Von den Tumulten bei der Landesliga-Partie erfuhr der BFV zwar schon am Montag, vom Auslöser mit eventuell rassistischem Hintergrund und der Schiedsrichter-Schelte aber erst gestern. "Das ist gerade wegen der jüngsten bundesweiten Vorkommnisse ein sensibles Thema. Ich hätte mir gewünscht, dass die LSV ihre Stellungnahme nicht nur an die Presse, sondern auch an uns schickt", sagt Müller. Rittlinger entgegnet: "Ich habe am Montag den ganzen Tag versucht, jemanden beim BFV ans Telefon zu bekommen - ohne Erfolg."

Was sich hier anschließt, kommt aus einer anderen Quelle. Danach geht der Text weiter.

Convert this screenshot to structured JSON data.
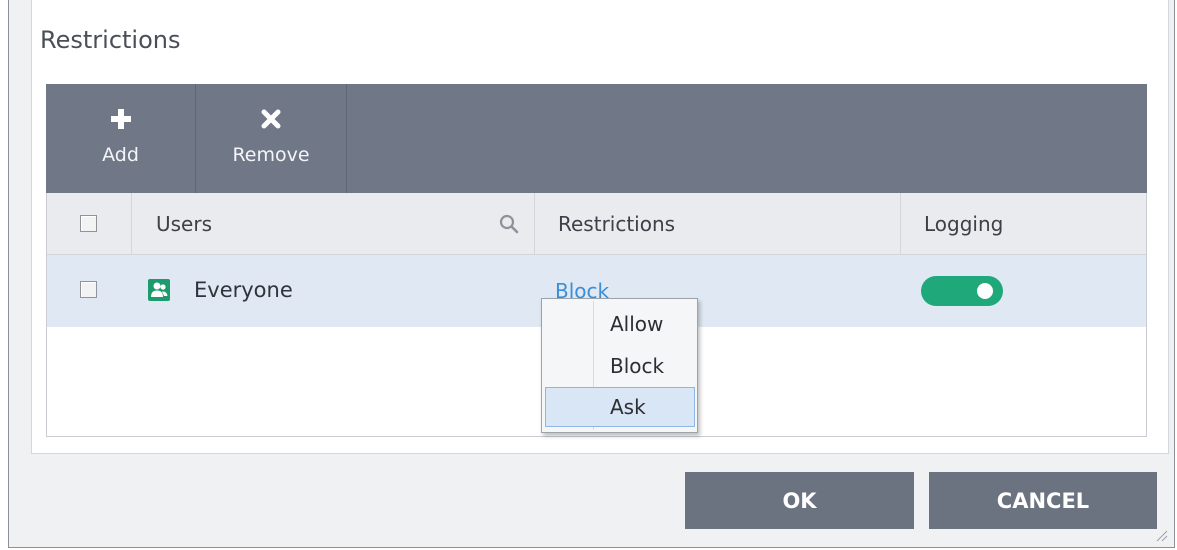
{
  "section": {
    "title": "Restrictions"
  },
  "toolbar": {
    "add": {
      "label": "Add",
      "icon": "plus-icon"
    },
    "remove": {
      "label": "Remove",
      "icon": "x-icon"
    }
  },
  "table": {
    "columns": {
      "users": "Users",
      "restrictions": "Restrictions",
      "logging": "Logging"
    },
    "rows": [
      {
        "user": "Everyone",
        "icon": "user-group-icon",
        "restriction": "Block",
        "logging": true
      }
    ]
  },
  "context_menu": {
    "items": [
      "Allow",
      "Block",
      "Ask"
    ],
    "highlighted": "Ask"
  },
  "buttons": {
    "ok": "OK",
    "cancel": "CANCEL"
  },
  "colors": {
    "toolbar": "#707888",
    "selected_row": "#dfe8f3",
    "toggle_on": "#1fa97a",
    "link": "#3a8fd8",
    "button": "#6b7280"
  }
}
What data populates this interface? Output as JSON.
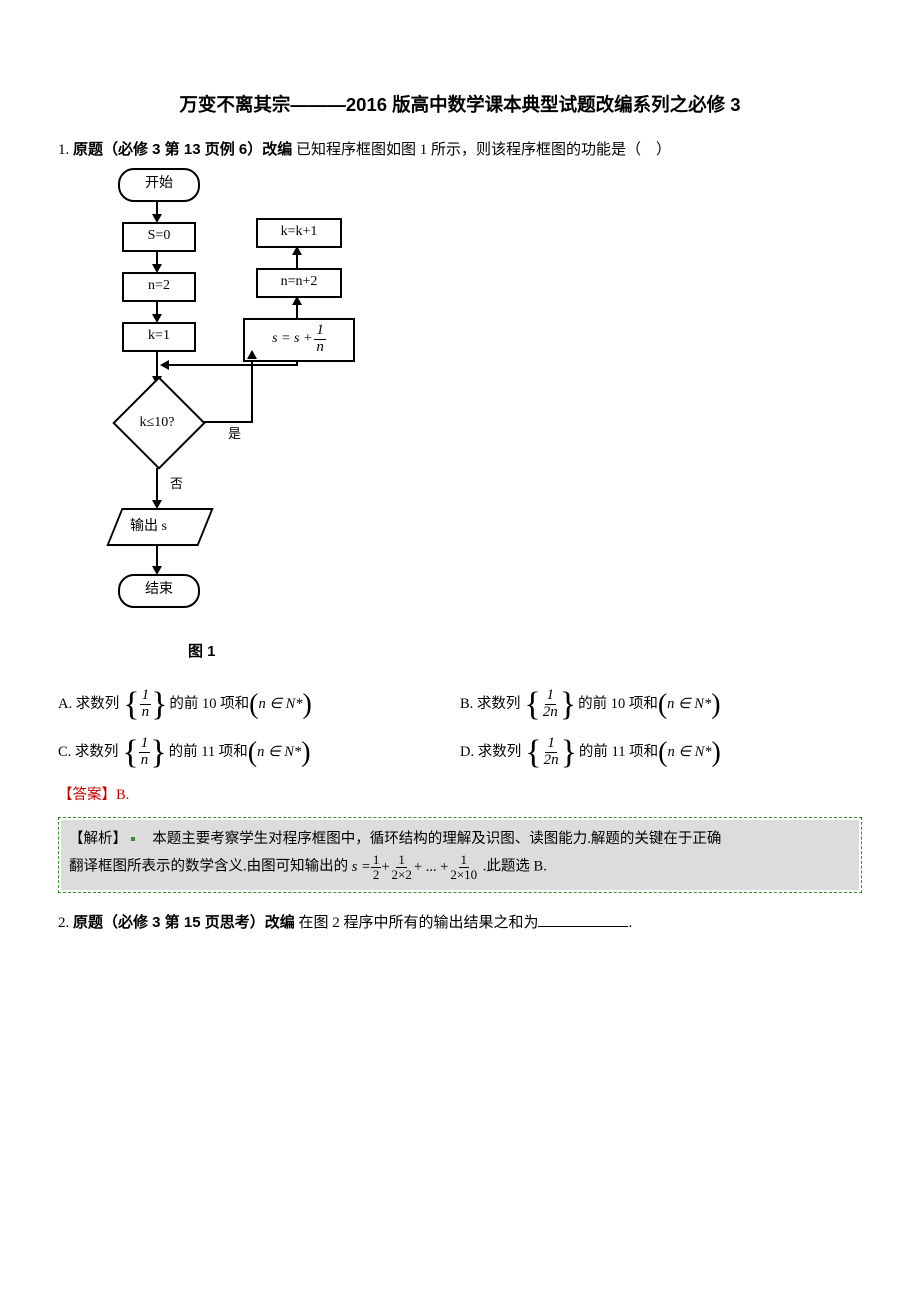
{
  "title": "万变不离其宗———2016 版高中数学课本典型试题改编系列之必修 3",
  "q1": {
    "prefix_num": "1.",
    "bold": "原题（必修 3 第 13 页例 6）改编",
    "rest": "已知程序框图如图 1 所示，则该程序框图的功能是（　）"
  },
  "flowchart": {
    "start": "开始",
    "s0": "S=0",
    "n2": "n=2",
    "k1": "k=1",
    "cond": "k≤10?",
    "no": "否",
    "yes": "是",
    "output": "输出 s",
    "end": "结束",
    "right_top": "k=k+1",
    "right_mid": "n=n+2",
    "right_bot_s": "s = s + ",
    "right_bot_frac_num": "1",
    "right_bot_frac_den": "n"
  },
  "fig_caption": "图 1",
  "opts": {
    "A": {
      "pre": "A. 求数列",
      "num": "1",
      "den": "n",
      "mid": "的前 10 项和",
      "set": "n ∈ N*"
    },
    "B": {
      "pre": "B. 求数列",
      "num": "1",
      "den": "2n",
      "mid": "的前 10 项和",
      "set": "n ∈ N*"
    },
    "C": {
      "pre": "C. 求数列",
      "num": "1",
      "den": "n",
      "mid": "的前 11 项和",
      "set": "n ∈ N*"
    },
    "D": {
      "pre": "D. 求数列",
      "num": "1",
      "den": "2n",
      "mid": "的前 11 项和",
      "set": "n ∈ N*"
    }
  },
  "answer": "【答案】B.",
  "analysis": {
    "head": "【解析】",
    "line1": "本题主要考察学生对程序框图中，循环结构的理解及识图、读图能力.解题的关键在于正确",
    "line2a": "翻译框图所表示的数学含义.由图可知输出的 ",
    "eq_s": "s = ",
    "t1n": "1",
    "t1d": "2",
    "plus1": " + ",
    "t2n": "1",
    "t2d": "2×2",
    "plus2": " + ... + ",
    "t3n": "1",
    "t3d": "2×10",
    "line2b": " .此题选 B."
  },
  "q2": {
    "prefix_num": "2.",
    "bold": "原题（必修 3 第 15 页思考）改编",
    "rest_a": "在图 2 程序中所有的输出结果之和为",
    "rest_b": "."
  }
}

Genügend Ungereimtheiten? Mitnichten! LSV-Trainer Frank Schwabe gab gestern seinen Rücktritt vom Rücktritt bekannt. In einer E-Mail, die dem "MM" vorliegt, schreibt er: "Ich werde ab morgen auf Bitten der Mannschaft sowie des Spielausschussvorsitzenden Dagobert Bauer meine Tätigkeit als Trainer der LSV wieder aufnehmen . . . Ich bin zu dem Entschluss gekommen, dass ich den Verein und die Mannschaft in der schwierigen Situation nicht im Stich lassen kann." Herbert Rittlinger kann die ganze Aufregung nicht verstehen: "Frank Schwabe war nie weg. Wäre er zurückgetreten, hätte er sich bei mir abgemeldet. Das hat er nicht getan."

Indes bestritt Stefan Kehrer auch gestern vehement rassistische Äußerungen: "Das ist ein richtig linker Vorwurf. Das macht mich psychisch fertig. Ich bin Ringer des Jahres und Dritter bei der Europameisterschaft geworden. Als Sportsoldat könnte ich mir eine solche Entgleisung gar nicht erlauben." Kehrers Verein, Ringer-Bundesligist KSV Ketsch, steht weiter hinter seinem Schützling. Kehrer sei somit auch für den letzten Vorrundenkampf am Samstag in Aichhalden gesetzt, betonte Vorstandsvorsitzender Achim Reister.